I need a database to handle about 3.5 million new devices positions every day, today I’m using mysql, but the having performance issues on reports with many positons, I’m considering to change for a mongodb database, should I consider use sharding or not?

Hello @Cassiano_Cussioli_Si welcome to the community!

If sharding is appropriate for your new deployment, can’t be answered at this point, there are many points to consider. If your dataset fits on a single server, you should begin with an unsharded deployment, while your dataset is small sharding may provides little advantage.

The story will start to think about a good schema design. In case you move the SQL normalized Data Model 1:1 to MongoDB you will not have much fun or benefit.
You can find further information on the Transitioning from Relational Databases to MongoDB in the linked blog post. Please note also the links at the bottom of this post, and the referenced migration guide.

Since you mention that the current main problem is reporting run time. One option with MongoDB is to have a replicaset with one, or more hidden secondary servers which are dedicated for special tasks e.g. analytics, searches, … the key factor with them is that they can have individual indexes to support their special tasks. This as a starter, please follow this link to find out more about hidden Replicat Set Members.

Sharding is a method to horizontal scale your load when vertical scaling gets inefficient.

Horizontal Scaling involves dividing the system dataset and load over multiple servers, adding additional servers to increase capacity as required.

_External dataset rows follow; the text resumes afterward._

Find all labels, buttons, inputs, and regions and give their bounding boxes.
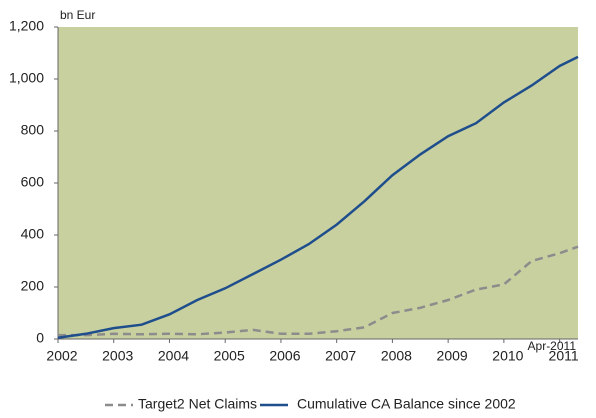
x-tick-label: 2011 <box>549 348 579 364</box>
x-tick-label: 2004 <box>158 348 189 364</box>
y-unit-label: bn Eur <box>60 8 95 22</box>
x-tick-label: 2007 <box>325 348 356 364</box>
y-tick-label: 600 <box>21 174 45 190</box>
x-tick-label: 2006 <box>269 348 300 364</box>
y-tick-label: 400 <box>21 226 45 242</box>
x-tick-label: 2005 <box>214 348 245 364</box>
x-tick-label: 2009 <box>437 348 468 364</box>
series-line <box>57 55 579 339</box>
x-tick-label: 2010 <box>492 348 523 364</box>
x-tick-label: 2002 <box>46 348 77 364</box>
series-line <box>58 245 579 337</box>
legend-label: Target2 Net Claims <box>138 396 257 412</box>
y-tick-label: 800 <box>21 122 45 138</box>
annotation: Apr-2011 <box>528 339 577 353</box>
plot-area <box>58 27 578 339</box>
y-tick-label: 1,000 <box>9 70 44 86</box>
x-tick-label: 2003 <box>102 348 133 364</box>
y-tick-label: 200 <box>21 278 45 294</box>
legend-label: Cumulative CA Balance since 2002 <box>297 396 516 412</box>
y-tick-label: 1,200 <box>9 18 44 34</box>
x-tick-label: 2008 <box>381 348 412 364</box>
y-tick-label: 0 <box>36 330 44 346</box>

While the overall speed or capacity of a single machine may not be high, each machine handles a subset of the overall workload, potentially providing better efficiency than a single high-speed high-capacity server. The other side of the coin is increased complexity.

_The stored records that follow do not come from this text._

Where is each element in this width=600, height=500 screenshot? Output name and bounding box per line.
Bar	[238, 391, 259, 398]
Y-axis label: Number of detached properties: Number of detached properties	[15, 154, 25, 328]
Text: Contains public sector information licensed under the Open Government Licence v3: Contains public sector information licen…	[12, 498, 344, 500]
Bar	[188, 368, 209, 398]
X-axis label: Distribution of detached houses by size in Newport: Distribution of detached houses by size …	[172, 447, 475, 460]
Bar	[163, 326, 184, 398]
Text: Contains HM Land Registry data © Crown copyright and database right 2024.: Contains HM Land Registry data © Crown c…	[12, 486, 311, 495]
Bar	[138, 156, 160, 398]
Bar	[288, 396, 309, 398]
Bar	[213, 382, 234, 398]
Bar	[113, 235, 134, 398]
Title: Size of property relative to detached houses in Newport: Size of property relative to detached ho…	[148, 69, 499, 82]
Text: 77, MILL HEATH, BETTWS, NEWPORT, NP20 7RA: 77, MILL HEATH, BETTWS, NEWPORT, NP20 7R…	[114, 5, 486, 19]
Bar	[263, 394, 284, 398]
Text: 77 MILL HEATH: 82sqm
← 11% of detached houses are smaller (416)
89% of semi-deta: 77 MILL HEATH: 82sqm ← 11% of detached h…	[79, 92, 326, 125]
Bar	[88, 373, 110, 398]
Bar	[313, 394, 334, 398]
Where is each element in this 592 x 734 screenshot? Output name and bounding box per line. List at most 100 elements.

I’d recommend to start without sharding, find and tune your schema and work from there.

Shadring provides advantages, when your use case fits, as like:

  • Reads / Writes: MongoDB distributes the read and write workload across the shards in the sharded cluster, allowing each shard to process a subset of cluster operations. For queries that include the shard key or the prefix of a compound shard key, mongos (the routing server) can target the query at a specific shard. These targeted operations are generally more efficient than broadcasting to every shard in the cluster.

  • Storage Capacity: Sharding distributes data across the shards in the cluster, allowing each shard to contain a subset of the total cluster data. As the data set grows, additional shards increase the storage capacity of the cluster.

  • High Availability: A sharded cluster can continue to perform partial read / write operations even if one or more shards are unavailable. While the subset of data on the unavailable shards cannot be accessed during the downtime, reads or writes directed at the available shards can still succeed.